Cassandra - natürlich hatte sie bemerkt, dass irgendetwas nicht stimmte.

„Ja, tretet ein."

Die Sucherin betrat den großzügig geschnittenen Raum und ihr besorgter Blick richtete sich auf die Inquisitorin, die zu ihrer Überraschung noch an ihrem Schreibtisch saß und an irgendetwas zu arbeiten schien, dem vielen Papier nach zu urteilen. Cassandra stutzte. Normalerweise war Lavellan froh, wenn sie den Papierkram im Ratsraum hinter sich lassen konnte, nachdem die wichtigen Angelegenheiten besprochen worden waren. Nur selten hatte sie es erlebt, dass spezielle Berichte den Weg bis hier oben schafften. Eine Ausnahme war es gewesen, als der Lavellan-Clan bedroht wurde und der Herold entscheiden musste, wie sie ihre frühere Familie verteidigen und unterstützen wollte. Da zur Zeit jedoch keine ihr bekannte Bedrohung über den Dalish schwebte, musterte die Kriegerin das Chaos mit einem argwöhnischen Blick.

„Vorsicht, Sucherin. Wenn ihr weiter so finster drein schaut, gibt das noch Falten." Amelia grinste sie offen an. Cassandra wollte gerade den Mund öffnen um etwas zu erwidern, doch lediglich der Umstand, dass das Lächeln nicht die Augen der Elfin erreichte, hielt sie davon ab etwas in ihre Richtung zu blaffen. Stattdessen intensivierte sich ihr besorgter Blick und sie schritt langsam auf den Schreibtisch zu.
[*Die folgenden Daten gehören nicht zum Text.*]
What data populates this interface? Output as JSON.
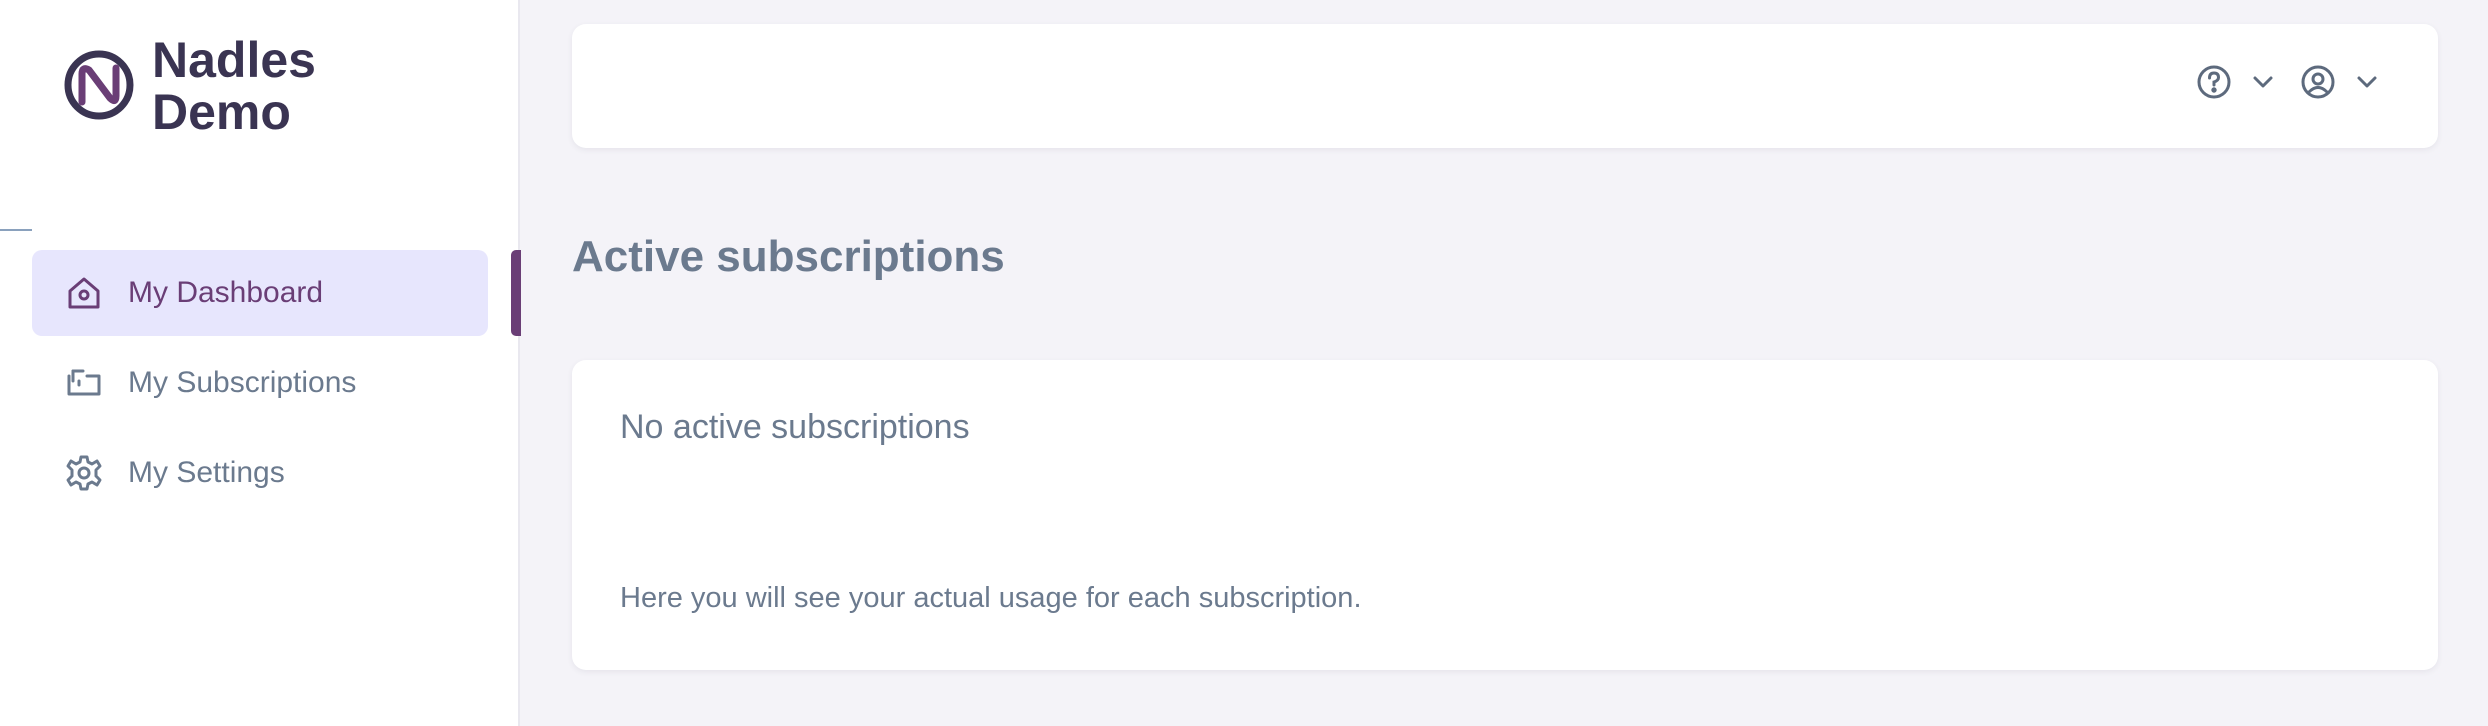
{
  "brand": {
    "name_line1": "Nadles",
    "name_line2": "Demo",
    "logo_icon": "nadles-logo-icon",
    "colors": {
      "primary": "#6a3e76",
      "dark": "#3a3452",
      "active_bg": "#e7e6fd",
      "muted_text": "#6b7a8e"
    }
  },
  "sidebar": {
    "items": [
      {
        "label": "My Dashboard",
        "icon": "home-icon",
        "active": true
      },
      {
        "label": "My Subscriptions",
        "icon": "subscriptions-icon",
        "active": false
      },
      {
        "label": "My Settings",
        "icon": "gear-icon",
        "active": false
      }
    ]
  },
  "topbar": {
    "help_icon": "help-icon",
    "user_icon": "user-icon",
    "chevron_icon": "chevron-down-icon"
  },
  "main": {
    "section_title": "Active subscriptions",
    "card": {
      "title": "No active subscriptions",
      "text": "Here you will see your actual usage for each subscription."
    }
  }
}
„Geht es Euch gut?" Ihr aufmerksamer Blick huschte kurz zu dem Blatt Papier, dass offen vor Lavellan auf dem Tisch lag. Letztere, die vor der Sucherin keine Geheimnisse hatte, schob ihr den Brief entgegen und Cassandra überflog die handgeschriebenen Worte.

„Die Sache mit Leliana macht Euch immer noch zu schaffen." Es war keine Frage.

„Seid Ihr sicher, dass dies der richtige Weg ist?", fragte die Kriegerin, und Besorgnis schwang in ihrer Stimme mit.

Amelia lehnt sich auf ihrem Stuhl leicht nach vorne, stützte ihre Hände auf den Beinen ab, vergrub das Gesicht in ihren Händen.

„Ich kann nicht zulassen, dass sie sich selbst verliert. Dass wir sie verlieren. Es ist meine Schuld. Ich hätte-." Sie brach mitten im Satz ab und schüttelte mit dem Kopf. Lange rotbraune Locken fielen ihr ins Gesicht und versteckten eine einzige Träne, die sich den Weg aus ihren Augen stahl. Amelia fühlte eine warme Hand an ihrer Schulter, und sie zwang sich selbst dazu, den Kopf anzuheben. Ihre Augen trafen auf die der Sucherin, die sich zu ihr hingekniet hatte - tosender Ozean gegen goldbraune Geborgenheit. Cassandra's Blick war sanft, der Argwohn aus ihrem Gesicht verschwunden.

"Sie wird Eure Bemühungen zu schätzen wissen." Sie lächelte jetzt. Amelia's Haltung entspannte sich etwas und sie atmete tief durch. Sie hatte sich zu lange erlaubt, ihren trüben Gedanken nachzuhängen.

„Allerdings zöge ich es vor, viele Meilen zwischen uns und der Himmelsfeste zu wissen, wenn Wächter Kommandantin Mahariel hier eintrifft." Sie erhob sich und Lavellan lächelte leicht, auch wenn sie wusste, dass Cassandra's ernster Unterton durchaus berechtigt war. Lelianas Wut würde die ganze Festung in Ehrfurcht erzittern lassen.

Lediglich das prickelnde Gefühl, dass die Sucherin mit dem Wort uns ausgelöst hatte, ließ sie das, was sie erwartete, für einen kurzen Moment vergessen.